Reading MS-DOS floppies from the Evaluation Board Debug Monitor.
Some of the older versions of the Evaluation Board Debug Monitor (pre-version 2.0) have a problem with DOS format flopies generated from Linux. Usually, the Debug Monitor can load the first few sectors all right, but then goes into an endless loop complaining about "bad sectors." Apparently, there is an incompatibility between the DOS file system as expected by the Debug Monitor and the Linux implementation of DOSFS. To make the long story short: if you run into this problem, try using DOS to write the floppy disk. For example, if loading the file MILO.cab doesn't work, use a DOS machine, insert the floppy and then do:
copy a:MILO.cab c: copy c:MILO.cab a: del c:MILO.cab
Then try booting from that floppy again. This normally solves the problem.

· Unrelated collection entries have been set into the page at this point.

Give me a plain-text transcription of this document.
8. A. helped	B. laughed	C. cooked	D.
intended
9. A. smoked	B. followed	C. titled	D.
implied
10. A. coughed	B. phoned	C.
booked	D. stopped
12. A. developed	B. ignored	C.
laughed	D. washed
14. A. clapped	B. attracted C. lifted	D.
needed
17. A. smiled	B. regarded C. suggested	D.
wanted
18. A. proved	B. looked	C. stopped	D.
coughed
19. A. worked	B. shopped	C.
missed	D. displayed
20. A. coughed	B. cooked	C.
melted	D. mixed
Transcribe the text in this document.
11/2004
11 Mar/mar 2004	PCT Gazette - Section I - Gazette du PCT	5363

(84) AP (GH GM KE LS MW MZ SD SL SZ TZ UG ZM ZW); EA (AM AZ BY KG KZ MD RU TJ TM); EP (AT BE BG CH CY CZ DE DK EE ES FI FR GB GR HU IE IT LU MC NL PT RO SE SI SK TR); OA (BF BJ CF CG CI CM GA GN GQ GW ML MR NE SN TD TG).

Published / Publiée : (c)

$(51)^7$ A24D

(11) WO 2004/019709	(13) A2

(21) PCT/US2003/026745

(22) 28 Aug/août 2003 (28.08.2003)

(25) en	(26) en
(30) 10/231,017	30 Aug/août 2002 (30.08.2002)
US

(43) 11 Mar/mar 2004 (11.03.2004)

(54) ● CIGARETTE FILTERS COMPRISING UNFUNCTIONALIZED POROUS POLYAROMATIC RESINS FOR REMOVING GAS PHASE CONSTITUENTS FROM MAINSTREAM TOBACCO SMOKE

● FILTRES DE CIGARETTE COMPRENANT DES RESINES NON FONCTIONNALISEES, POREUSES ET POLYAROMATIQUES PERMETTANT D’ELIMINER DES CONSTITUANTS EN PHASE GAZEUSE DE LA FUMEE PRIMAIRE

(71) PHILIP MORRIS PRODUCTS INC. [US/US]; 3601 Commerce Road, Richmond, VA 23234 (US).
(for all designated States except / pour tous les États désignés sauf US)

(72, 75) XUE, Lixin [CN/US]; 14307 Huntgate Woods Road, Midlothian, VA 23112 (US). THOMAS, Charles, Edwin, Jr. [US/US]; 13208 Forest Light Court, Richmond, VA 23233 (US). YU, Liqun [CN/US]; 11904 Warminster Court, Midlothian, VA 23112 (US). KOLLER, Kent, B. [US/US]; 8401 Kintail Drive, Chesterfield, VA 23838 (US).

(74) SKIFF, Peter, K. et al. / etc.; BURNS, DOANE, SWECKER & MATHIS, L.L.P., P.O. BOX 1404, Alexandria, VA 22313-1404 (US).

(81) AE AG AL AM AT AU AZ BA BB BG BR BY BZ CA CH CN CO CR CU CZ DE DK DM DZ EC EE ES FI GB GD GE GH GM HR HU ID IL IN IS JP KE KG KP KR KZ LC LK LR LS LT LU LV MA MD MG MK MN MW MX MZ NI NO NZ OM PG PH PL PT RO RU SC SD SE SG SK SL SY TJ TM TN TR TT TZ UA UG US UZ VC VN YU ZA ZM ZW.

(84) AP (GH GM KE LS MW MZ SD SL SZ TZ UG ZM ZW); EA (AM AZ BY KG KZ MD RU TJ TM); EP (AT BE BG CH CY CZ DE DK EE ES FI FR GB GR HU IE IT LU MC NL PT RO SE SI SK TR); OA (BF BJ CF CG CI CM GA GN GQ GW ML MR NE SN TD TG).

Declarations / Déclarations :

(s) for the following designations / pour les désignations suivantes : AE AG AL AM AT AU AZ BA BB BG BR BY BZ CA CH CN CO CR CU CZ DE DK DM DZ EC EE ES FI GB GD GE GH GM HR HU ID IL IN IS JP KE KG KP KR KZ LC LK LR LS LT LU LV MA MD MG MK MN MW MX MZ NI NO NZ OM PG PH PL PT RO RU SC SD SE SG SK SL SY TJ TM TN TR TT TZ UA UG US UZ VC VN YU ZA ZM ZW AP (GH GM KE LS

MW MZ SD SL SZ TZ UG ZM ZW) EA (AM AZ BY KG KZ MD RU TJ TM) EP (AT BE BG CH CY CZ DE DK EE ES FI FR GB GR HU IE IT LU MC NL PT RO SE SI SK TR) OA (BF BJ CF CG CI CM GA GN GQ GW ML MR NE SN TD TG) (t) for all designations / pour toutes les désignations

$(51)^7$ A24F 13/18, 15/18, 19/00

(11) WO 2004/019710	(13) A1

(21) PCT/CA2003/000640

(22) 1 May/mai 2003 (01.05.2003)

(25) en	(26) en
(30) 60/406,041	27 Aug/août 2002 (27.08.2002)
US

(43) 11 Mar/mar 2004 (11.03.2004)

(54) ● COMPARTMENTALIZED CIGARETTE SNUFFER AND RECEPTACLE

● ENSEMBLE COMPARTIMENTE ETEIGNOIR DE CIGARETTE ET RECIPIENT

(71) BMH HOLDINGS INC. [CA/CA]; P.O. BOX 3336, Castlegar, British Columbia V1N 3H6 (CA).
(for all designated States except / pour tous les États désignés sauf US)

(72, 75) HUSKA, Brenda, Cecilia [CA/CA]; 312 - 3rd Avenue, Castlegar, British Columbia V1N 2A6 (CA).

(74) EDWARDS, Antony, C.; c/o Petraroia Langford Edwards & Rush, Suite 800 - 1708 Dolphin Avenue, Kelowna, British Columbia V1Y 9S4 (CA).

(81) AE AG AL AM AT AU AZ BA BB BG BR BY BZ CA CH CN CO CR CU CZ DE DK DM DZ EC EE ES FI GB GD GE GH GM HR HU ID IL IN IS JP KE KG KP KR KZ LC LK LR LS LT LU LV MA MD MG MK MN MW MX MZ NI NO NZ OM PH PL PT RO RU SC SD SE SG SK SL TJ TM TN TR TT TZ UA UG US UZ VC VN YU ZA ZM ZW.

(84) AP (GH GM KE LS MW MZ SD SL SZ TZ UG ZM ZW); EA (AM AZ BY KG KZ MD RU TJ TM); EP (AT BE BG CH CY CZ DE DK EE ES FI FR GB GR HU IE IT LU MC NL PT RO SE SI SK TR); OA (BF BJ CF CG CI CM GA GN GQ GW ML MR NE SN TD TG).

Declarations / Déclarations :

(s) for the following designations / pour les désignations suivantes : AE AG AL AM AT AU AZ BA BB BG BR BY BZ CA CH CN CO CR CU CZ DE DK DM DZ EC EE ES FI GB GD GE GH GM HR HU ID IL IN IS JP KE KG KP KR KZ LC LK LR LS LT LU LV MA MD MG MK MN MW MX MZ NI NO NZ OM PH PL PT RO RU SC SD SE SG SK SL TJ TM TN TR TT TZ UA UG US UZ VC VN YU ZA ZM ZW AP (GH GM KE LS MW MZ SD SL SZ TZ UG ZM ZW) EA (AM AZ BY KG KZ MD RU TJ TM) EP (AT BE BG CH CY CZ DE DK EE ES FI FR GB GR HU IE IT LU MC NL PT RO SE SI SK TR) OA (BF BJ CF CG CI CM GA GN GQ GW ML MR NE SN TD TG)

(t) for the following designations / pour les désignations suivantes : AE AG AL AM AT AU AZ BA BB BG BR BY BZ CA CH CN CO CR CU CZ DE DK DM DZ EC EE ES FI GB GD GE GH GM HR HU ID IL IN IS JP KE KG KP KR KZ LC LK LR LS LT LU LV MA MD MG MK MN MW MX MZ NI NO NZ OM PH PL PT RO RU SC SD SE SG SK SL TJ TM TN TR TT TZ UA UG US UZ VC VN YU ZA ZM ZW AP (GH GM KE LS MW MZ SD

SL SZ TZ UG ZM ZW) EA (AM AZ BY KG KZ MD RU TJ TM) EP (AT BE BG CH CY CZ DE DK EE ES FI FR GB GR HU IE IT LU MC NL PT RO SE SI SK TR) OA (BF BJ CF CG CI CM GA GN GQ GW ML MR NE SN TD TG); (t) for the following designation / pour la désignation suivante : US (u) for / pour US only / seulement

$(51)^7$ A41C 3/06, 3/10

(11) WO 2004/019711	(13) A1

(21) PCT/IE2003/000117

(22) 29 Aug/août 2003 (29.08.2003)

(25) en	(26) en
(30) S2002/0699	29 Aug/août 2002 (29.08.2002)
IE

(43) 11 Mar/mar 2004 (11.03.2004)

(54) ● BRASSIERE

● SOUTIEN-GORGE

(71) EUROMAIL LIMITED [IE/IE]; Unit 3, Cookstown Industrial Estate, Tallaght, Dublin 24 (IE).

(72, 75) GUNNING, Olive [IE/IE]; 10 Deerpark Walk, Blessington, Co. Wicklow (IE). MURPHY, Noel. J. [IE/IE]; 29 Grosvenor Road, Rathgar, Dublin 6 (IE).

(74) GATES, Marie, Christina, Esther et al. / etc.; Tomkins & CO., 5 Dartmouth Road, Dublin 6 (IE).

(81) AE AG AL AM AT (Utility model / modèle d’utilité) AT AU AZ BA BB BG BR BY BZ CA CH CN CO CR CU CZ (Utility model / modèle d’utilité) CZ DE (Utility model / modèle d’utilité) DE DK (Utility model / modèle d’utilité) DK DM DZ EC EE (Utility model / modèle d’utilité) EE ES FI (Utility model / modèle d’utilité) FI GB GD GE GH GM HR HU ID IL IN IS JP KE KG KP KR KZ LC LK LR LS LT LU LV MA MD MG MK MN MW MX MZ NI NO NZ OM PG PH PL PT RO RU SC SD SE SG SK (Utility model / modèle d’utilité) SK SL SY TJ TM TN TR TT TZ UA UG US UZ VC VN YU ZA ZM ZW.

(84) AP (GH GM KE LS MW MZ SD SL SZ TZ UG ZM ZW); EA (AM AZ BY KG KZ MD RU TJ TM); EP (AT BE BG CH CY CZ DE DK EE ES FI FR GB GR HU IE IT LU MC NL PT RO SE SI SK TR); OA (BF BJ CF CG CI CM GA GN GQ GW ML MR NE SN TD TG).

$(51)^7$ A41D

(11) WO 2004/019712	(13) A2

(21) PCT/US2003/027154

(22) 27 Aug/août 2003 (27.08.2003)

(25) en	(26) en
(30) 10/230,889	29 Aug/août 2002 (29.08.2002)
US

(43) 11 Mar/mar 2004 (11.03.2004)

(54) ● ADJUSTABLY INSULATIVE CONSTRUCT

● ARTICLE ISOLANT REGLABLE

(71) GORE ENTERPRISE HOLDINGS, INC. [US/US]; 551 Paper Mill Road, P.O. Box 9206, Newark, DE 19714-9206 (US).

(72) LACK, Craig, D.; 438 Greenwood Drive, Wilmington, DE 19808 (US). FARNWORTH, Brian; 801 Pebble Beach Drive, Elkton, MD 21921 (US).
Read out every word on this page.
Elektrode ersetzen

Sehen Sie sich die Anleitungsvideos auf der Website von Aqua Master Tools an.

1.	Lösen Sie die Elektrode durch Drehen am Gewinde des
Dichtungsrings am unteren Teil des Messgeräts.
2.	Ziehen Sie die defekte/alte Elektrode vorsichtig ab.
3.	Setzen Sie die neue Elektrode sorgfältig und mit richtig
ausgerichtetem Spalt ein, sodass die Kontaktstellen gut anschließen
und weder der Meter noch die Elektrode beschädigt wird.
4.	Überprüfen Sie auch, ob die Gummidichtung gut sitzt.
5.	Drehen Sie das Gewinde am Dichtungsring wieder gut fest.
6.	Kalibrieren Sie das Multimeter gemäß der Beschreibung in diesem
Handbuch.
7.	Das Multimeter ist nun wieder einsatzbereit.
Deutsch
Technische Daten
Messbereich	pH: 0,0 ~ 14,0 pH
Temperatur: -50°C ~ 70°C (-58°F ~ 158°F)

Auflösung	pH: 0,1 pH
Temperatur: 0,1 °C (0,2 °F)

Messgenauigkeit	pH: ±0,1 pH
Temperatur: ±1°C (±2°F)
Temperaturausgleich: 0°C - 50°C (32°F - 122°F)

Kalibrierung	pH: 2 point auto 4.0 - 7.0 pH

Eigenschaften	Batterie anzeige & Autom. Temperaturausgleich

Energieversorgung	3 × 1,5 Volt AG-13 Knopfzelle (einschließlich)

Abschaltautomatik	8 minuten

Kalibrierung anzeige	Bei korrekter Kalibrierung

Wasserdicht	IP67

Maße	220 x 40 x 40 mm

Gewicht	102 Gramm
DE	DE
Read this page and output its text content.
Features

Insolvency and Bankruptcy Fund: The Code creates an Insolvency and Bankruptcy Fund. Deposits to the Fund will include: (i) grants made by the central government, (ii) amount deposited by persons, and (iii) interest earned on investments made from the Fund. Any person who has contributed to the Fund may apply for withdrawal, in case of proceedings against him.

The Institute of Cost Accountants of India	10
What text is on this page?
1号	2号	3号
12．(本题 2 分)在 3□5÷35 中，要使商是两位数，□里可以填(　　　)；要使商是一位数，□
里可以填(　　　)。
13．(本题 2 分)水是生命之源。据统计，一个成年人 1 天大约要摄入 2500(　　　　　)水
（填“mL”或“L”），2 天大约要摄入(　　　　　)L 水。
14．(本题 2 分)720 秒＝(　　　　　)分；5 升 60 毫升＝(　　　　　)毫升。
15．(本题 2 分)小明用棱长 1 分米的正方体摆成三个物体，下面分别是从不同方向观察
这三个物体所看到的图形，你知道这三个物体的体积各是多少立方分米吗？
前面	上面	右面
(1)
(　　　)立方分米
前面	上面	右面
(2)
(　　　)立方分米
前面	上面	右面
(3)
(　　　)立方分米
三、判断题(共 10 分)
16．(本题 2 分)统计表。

MILO displays a long sequence of O> and does not accept input.
This usually happens when MILO was built to use COM1 as a secondary console device. In such a case, MILO echo output to COM1 and accepts input from there also. This is great for debugging but not so great if you have a device other than a terminal connected. If this happens, disconnect the device or power it down until the Linux kernel has booted. Once Linux is up and running, everything will work as expected.
MILO complains that the kernel image has the wrong magic number
Older versions of MILO did not support the ELF object file format and so could not recognise an ELF image and this might be your problem. If this is reported, upgrade to the latest MILO that you can find. All 2.0.20 and beyond MILOs support ELF. On the other hand it could be that the image is indeed damaged. You should also note that MILO does not yet automatically distinquish between GZIP'd and non-GZIP'd images; you need to add the ".gz" suffix to the file name.
MILO prints "...turning on virtual addressing and jumping to the Linux Kernel" and nothing else happens
One obvious problem is that the kernel image is wrongly built or is built for another Alpha system altogether. Another is that the video board is a TGA (Zlxp) device and the kernel has been built for a VGA device (or vice versa). It is worth building the kernel to echo to COM1 and then connecting a terminal to that serial port or retrying the kernel that came with the Linux distribution that you installed.
MILO does not recognise the SCSI device
The standard MILO images include as many device drivers as are known to be stable for Alpha (as of now that includes the NCR 810, QLOGIC ISP, Buslogic and Adaptec 2940s and 3940 cards). If your card is not included, it may be that the driver is not stable enough on an Alpha system yet. Again, the latest MILO images are worth trying. You can tell which SCSI devices a MILO image has built into it by using the "show" command.